Opening Call: The Australian share market is to open higher.
U.S. stocks ended lower as bond yields hit two-year high. The yield on the 10-year Treasury note was at 1.87%, compared with 1.77% on Friday. The WSJ Dollar Index rose 0.41% to 89.63. Oil futures rose to their highest since 2014 after an Abu Dhabi oil facility was attacked. And gold futures ended lower for a third session, pressured by firmer dollar and rising yields.
Australia’s S&P/ASX 200 index closed 0.3% higher, overcoming weakness in mining stocks, to claw back some of the prior week’s losses. Retail, energy and tech sectors led the gains. The heavyweight materials sector was the biggest loser, dropping 1.0% on weakness from gold and iron-ore miners.
U.S. stock indexes fell and bond yields hit two-year highs as investors fretted over whether the Federal Reserve will raise interest rates more quickly and aggressively than expected. Investors, coming off a holiday weekend that had closed markets on Monday, sold stocks and bonds across the board. All three indexes fell, with the S&P 500 sliding 1.8% and the Dow Jones Industrial Average shedding 1.5%. The Nasdaq Composite Index retreated 2.6%, leaving it close to entering a correction, or a drawdown of 10% or more, from a recent closing high.
“Markets are still trying to find a level for rate increases. It was only in October the market was expecting one rate hike for 2022 and now it’s expecting four,” said Edward Park, chief investment officer at U.K. investment firm Brooks Macdonald. “That’s reflecting the level of uncertainty we have in the market right now about the path of Fed policy.” Several financial companies have reported results showing profits have begun to ebb following a year in which many benefited from the tumultuous pandemic economy. Goldman Sachs was the latest to report, showing a decline in fourth-quarter profits, sending shares down 7% and acting as a major drag on the price-weighted Dow.
Gold prices ended lower, giving up early gains that followed downbeat U.S. economic data and an overall decline in global stock markets. The precious metal posted a third straight decline as Treasury yields rose to levels not seen since 2020 and the dollar strengthened.
February gold declined by 0.2% to settle at $1,812.40 an ounce after trading as high as $1,822.40. The precious metal posted declines on Thursday and Friday, before Monday’s Martin Luther King, Jr. holiday, but still scored a 1.1% advance last week. Investing in gold in recent weeks has closely followed concerns about inflation and moves in the U.S. dollar, which the commodity has been pricing in.

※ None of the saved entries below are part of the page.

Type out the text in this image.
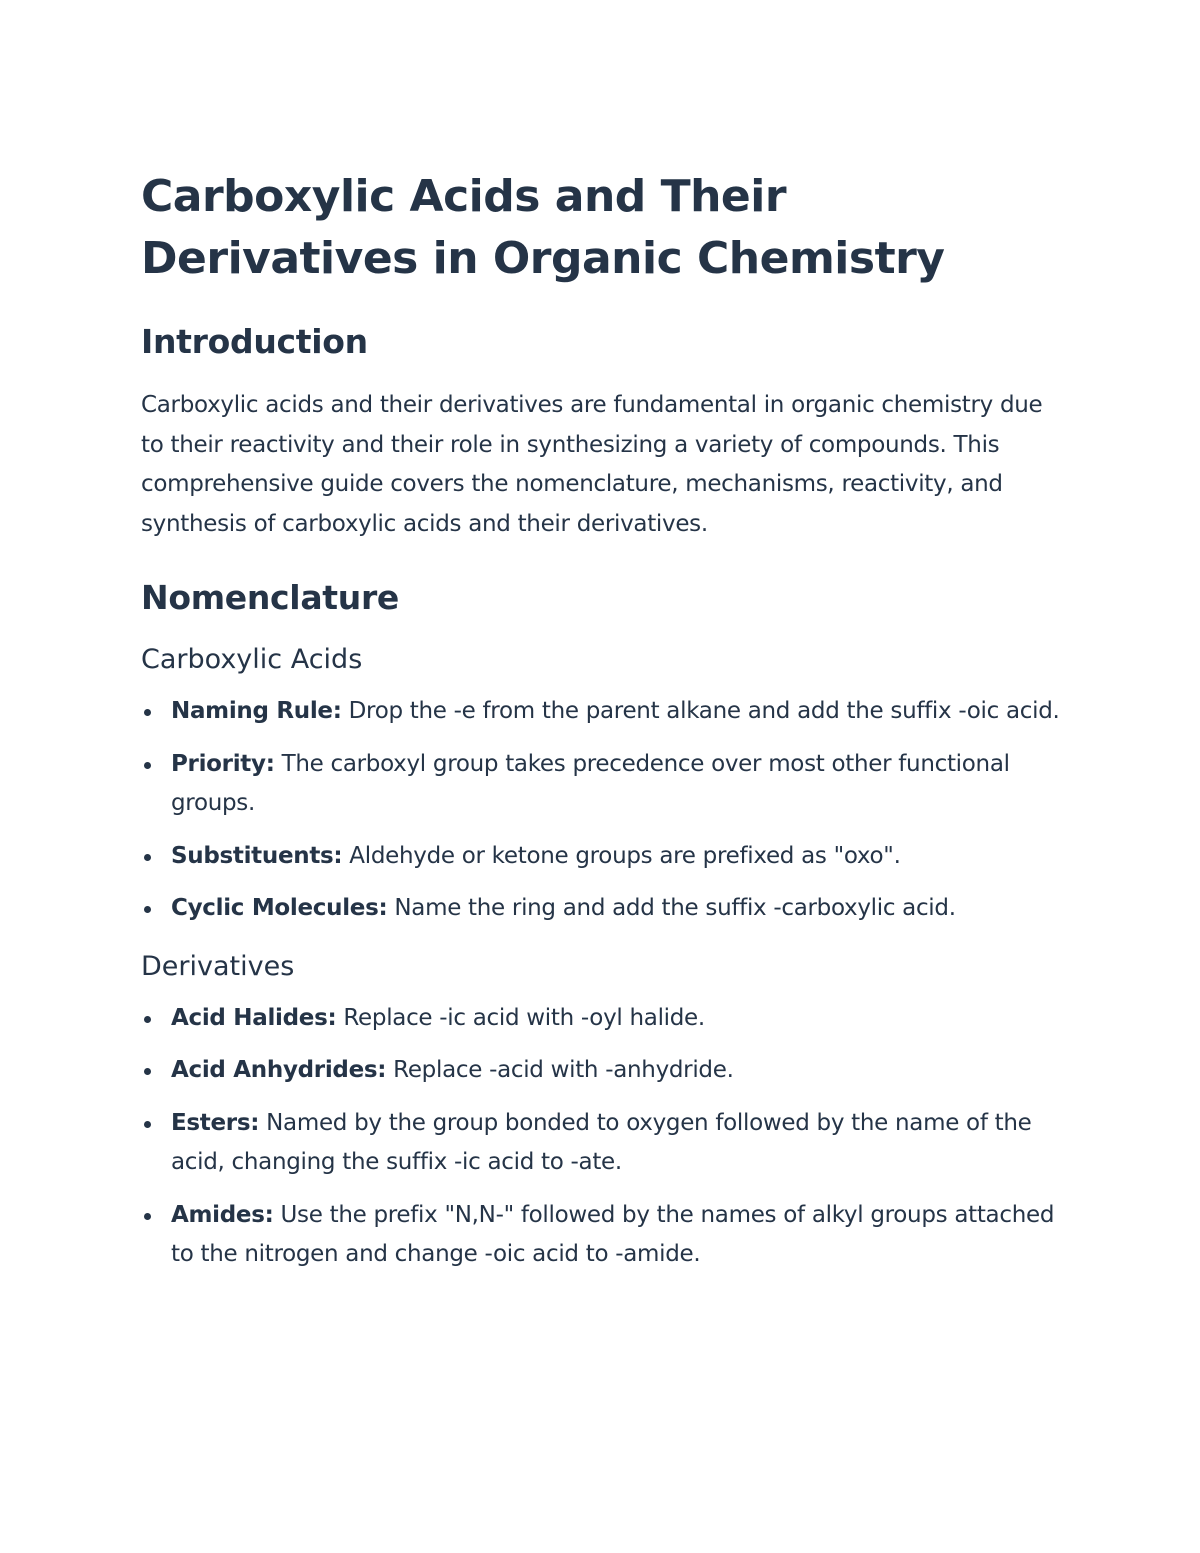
Carboxylic Acids and Their Derivatives in Organic Chemistry
Introduction

Carboxylic acids and their derivatives are fundamental in organic chemistry due to their reactivity and their role in synthesizing a variety of compounds. This comprehensive guide covers the nomenclature, mechanisms, reactivity, and synthesis of carboxylic acids and their derivatives.

Nomenclature
Carboxylic Acids
Naming Rule: Drop the -e from the parent alkane and add the suffix -oic acid.
Priority: The carboxyl group takes precedence over most other functional groups.
Substituents: Aldehyde or ketone groups are prefixed as "oxo".
Cyclic Molecules: Name the ring and add the suffix -carboxylic acid.
Derivatives
Acid Halides: Replace -ic acid with -oyl halide.
Acid Anhydrides: Replace -acid with -anhydride.
Esters: Named by the group bonded to oxygen followed by the name of the acid, changing the suffix -ic acid to -ate.
Amides: Use the prefix "N,N-" followed by the names of alkyl groups attached to the nitrogen and change -oic acid to -amide.
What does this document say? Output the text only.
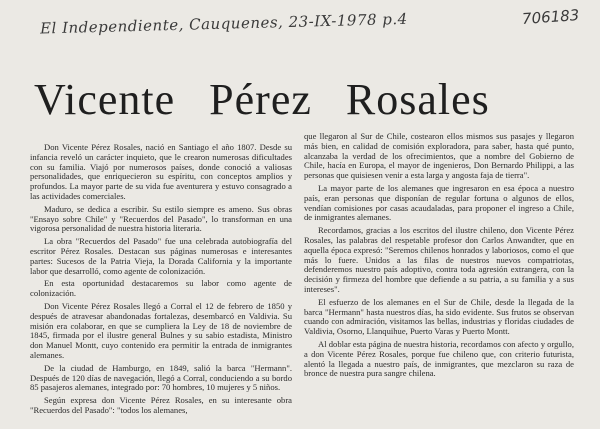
El Independiente, Cauquenes, 23-IX-1978 p.4	706183
Vicente Pérez Rosales

Don Vicente Pérez Rosales, nació en Santiago el año 1807. Desde su infancia reveló un carácter inquieto, que le crearon numerosas dificultades con su familia. Viajó por numerosos países, donde conoció a valiosas personalidades, que enriquecieron su espíritu, con conceptos amplios y profundos. La mayor parte de su vida fue aventurera y estuvo consagrado a las actividades comerciales.

Maduro, se dedica a escribir. Su estilo siempre es ameno. Sus obras "Ensayo sobre Chile" y "Recuerdos del Pasado", lo transforman en una vigorosa personalidad de nuestra historia literaria.

La obra "Recuerdos del Pasado" fue una celebrada autobiografía del escritor Pérez Rosales. Destacan sus páginas numerosas e interesantes partes: Sucesos de la Patria Vieja, la Dorada California y la importante labor que desarrolló, como agente de colonización.

En esta oportunidad destacaremos su labor como agente de colonización.

Don Vicente Pérez Rosales llegó a Corral el 12 de febrero de 1850 y después de atravesar abandonadas fortalezas, desembarcó en Valdivia. Su misión era colaborar, en que se cumpliera la Ley de 18 de noviembre de 1845, firmada por el ilustre general Bulnes y su sabio estadista, Ministro don Manuel Montt, cuyo contenido era permitir la entrada de inmigrantes alemanes.

De la ciudad de Hamburgo, en 1849, salió la barca "Hermann". Después de 120 días de navegación, llegó a Corral, conduciendo a su bordo 85 pasajeros alemanes, integrado por: 70 hombres, 10 mujeres y 5 niños.

Según expresa don Vicente Pérez Rosales, en su interesante obra "Recuerdos del Pasado": "todos los alemanes,

que llegaron al Sur de Chile, costearon ellos mismos sus pasajes y llegaron más bien, en calidad de comisión exploradora, para saber, hasta qué punto, alcanzaba la verdad de los ofrecimientos, que a nombre del Gobierno de Chile, hacía en Europa, el mayor de ingenieros, Don Bernardo Philippi, a las personas que quisiesen venir a esta larga y angosta faja de tierra".

La mayor parte de los alemanes que ingresaron en esa época a nuestro país, eran personas que disponían de regular fortuna o algunos de ellos, vendían comisiones por casas acaudaladas, para proponer el ingreso a Chile, de inmigrantes alemanes.

Recordamos, gracias a los escritos del ilustre chileno, don Vicente Pérez Rosales, las palabras del respetable profesor don Carlos Anwandter, que en aquella época expresó: "Seremos chilenos honrados y laboriosos, como el que más lo fuere. Unidos a las filas de nuestros nuevos compatriotas, defenderemos nuestro país adoptivo, contra toda agresión extrangera, con la decisión y firmeza del hombre que defiende a su patria, a su familia y a sus intereses".

El esfuerzo de los alemanes en el Sur de Chile, desde la llegada de la barca "Hermann" hasta nuestros días, ha sido evidente. Sus frutos se observan cuando con admiración, visitamos las bellas, industrias y floridas ciudades de Valdivia, Osorno, Llanquihue, Puerto Varas y Puerto Montt.

Al doblar esta página de nuestra historia, recordamos con afecto y orgullo, a don Vicente Pérez Rosales, porque fue chileno que, con criterio futurista, alentó la llegada a nuestro país, de inmigrantes, que mezclaron su raza de bronce de nuestra pura sangre chilena.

Crude-oil prices climbed to levels not seen since 2014, with geopolitical tensions in focus after an attack on an Abu Dhabi oil facility. Goldman Sachs warned that “surprisingly large” supply deficits could see Brent prices top $100 a barrel next year.
West Texas Intermediate crude for February rose 1.3% to $85.79 a barrel on the New York Mercantile Exchange, following a 6.2% gain last week, its fourth weekly rise in a row, according to Dow Jones Market Data. March Brent crude, the global benchmark, added 0.8% to trade at $87.20 a barrel on ICE Futures Europe, after last week’s 5.3% weekly advance.

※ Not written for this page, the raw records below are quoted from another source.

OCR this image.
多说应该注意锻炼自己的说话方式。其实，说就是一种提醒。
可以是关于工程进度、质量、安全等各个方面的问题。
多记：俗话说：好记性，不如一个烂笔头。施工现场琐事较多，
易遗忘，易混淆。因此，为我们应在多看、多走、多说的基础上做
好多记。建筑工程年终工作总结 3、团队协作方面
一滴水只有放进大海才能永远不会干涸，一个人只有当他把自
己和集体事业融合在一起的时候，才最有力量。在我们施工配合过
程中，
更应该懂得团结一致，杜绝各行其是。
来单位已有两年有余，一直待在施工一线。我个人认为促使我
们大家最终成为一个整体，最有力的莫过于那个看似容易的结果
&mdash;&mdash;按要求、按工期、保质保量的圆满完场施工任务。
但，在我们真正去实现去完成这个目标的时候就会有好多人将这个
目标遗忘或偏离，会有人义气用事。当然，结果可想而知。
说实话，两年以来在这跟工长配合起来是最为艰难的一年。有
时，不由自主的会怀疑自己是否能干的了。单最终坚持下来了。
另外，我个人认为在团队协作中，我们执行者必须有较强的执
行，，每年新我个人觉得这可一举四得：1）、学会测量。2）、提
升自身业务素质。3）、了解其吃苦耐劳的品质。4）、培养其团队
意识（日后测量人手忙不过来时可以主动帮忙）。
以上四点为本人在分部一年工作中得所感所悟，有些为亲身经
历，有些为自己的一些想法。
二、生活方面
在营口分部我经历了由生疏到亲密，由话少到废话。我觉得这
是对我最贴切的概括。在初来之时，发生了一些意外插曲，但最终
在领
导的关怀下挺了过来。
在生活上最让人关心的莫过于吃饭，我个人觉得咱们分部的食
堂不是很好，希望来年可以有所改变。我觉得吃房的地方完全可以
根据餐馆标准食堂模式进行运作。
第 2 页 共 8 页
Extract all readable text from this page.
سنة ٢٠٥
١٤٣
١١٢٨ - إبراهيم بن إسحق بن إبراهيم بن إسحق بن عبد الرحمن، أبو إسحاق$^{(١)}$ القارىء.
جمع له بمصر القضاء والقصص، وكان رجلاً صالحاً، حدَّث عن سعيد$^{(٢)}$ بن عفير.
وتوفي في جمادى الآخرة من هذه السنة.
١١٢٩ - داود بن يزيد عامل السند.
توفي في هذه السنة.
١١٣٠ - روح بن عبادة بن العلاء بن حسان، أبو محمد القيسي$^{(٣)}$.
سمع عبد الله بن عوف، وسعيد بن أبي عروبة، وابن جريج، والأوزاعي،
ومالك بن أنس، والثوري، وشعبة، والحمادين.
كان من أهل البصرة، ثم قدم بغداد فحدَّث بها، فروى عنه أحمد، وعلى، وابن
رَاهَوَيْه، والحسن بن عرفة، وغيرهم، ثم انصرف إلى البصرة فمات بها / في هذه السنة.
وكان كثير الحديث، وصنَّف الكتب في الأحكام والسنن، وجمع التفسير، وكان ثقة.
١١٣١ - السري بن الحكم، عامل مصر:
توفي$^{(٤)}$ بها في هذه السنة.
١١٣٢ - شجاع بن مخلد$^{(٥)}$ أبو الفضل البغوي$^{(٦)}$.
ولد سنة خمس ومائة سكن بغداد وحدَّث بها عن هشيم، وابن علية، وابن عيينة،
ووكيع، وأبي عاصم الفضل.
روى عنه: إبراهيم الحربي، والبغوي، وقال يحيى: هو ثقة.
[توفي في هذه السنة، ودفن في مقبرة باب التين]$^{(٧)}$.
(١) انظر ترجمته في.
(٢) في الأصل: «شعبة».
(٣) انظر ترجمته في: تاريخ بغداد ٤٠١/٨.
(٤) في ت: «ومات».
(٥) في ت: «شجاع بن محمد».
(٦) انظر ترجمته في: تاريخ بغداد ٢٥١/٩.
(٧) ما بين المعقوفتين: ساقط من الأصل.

Iran-backed Houthi rebels from Yemen claimed responsibility for the attack on the oil facility in Abu Dhabi that killed three people on Monday and caused a fire at the capital of United Arab Emirates’s international airport. Goldman Sachs rolled out higher oil price forecasts, setting a 2023 Brent spot target of $105 a barrel in 2023, with 2022 headed for $96 a barrel, it said.
Major currencies were mostly weaker against the US dollar in European and US trade. The Euro fell from highs near US$1.1404 to lows near US$1.1312 and was near US$1.1320 at the US close. The Aussie dollar dipped from highs near US72.04 cents to lows near US71.68 cents and was near US71.80 cents at the US close. But the Japanese yen firmed from near 114.95 yen per US dollar to
JPY114.46 and was near JPY114.60 at the US close.

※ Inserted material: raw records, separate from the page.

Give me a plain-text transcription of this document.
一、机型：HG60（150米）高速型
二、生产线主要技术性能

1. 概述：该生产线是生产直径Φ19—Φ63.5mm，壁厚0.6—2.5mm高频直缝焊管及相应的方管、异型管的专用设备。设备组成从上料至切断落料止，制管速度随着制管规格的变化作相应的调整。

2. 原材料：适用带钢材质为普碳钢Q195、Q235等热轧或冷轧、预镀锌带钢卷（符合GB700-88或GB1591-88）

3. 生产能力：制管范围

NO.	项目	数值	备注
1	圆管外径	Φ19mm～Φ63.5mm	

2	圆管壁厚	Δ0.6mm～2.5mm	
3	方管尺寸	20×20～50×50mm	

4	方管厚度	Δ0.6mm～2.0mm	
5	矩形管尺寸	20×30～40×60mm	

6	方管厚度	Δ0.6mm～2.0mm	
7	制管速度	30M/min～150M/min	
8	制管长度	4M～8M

European sharemarkets closed lower on Tuesday. The panEuropean STOXX 600 index shed 1%, with technology stocks dropping 2.2%. The German Dax index also slid 1%, despite the German ZEW economic sentiment index lifting from 29.9 to 51.7 in January (survey: 32). The UK FTSE index dipped by 0.6%. In London trade, shares in Rio Tinto (+0.9%) and BHP (+0.1%) both lifted.
The Nikkei Stock Average closed 0.3% lower, dragged by steel and auto stocks amid continued concerns about potential Federal Reserve rate increases. Chinese shares ended mixed, with gains from coal companies and declines among renewables. Coal stocks got a boost from rising prices of the fuel, Daiwa Capital Markets said. It expects coal companies’ earnings to stay resilient in the first quarter as prices stabilize. The benchmark Shanghai Composite Index ended 0.8% higher. The Shenzhen Composite Index and ChiNext Price Index both closed lower, down 0.3% and 0.8%, respectively.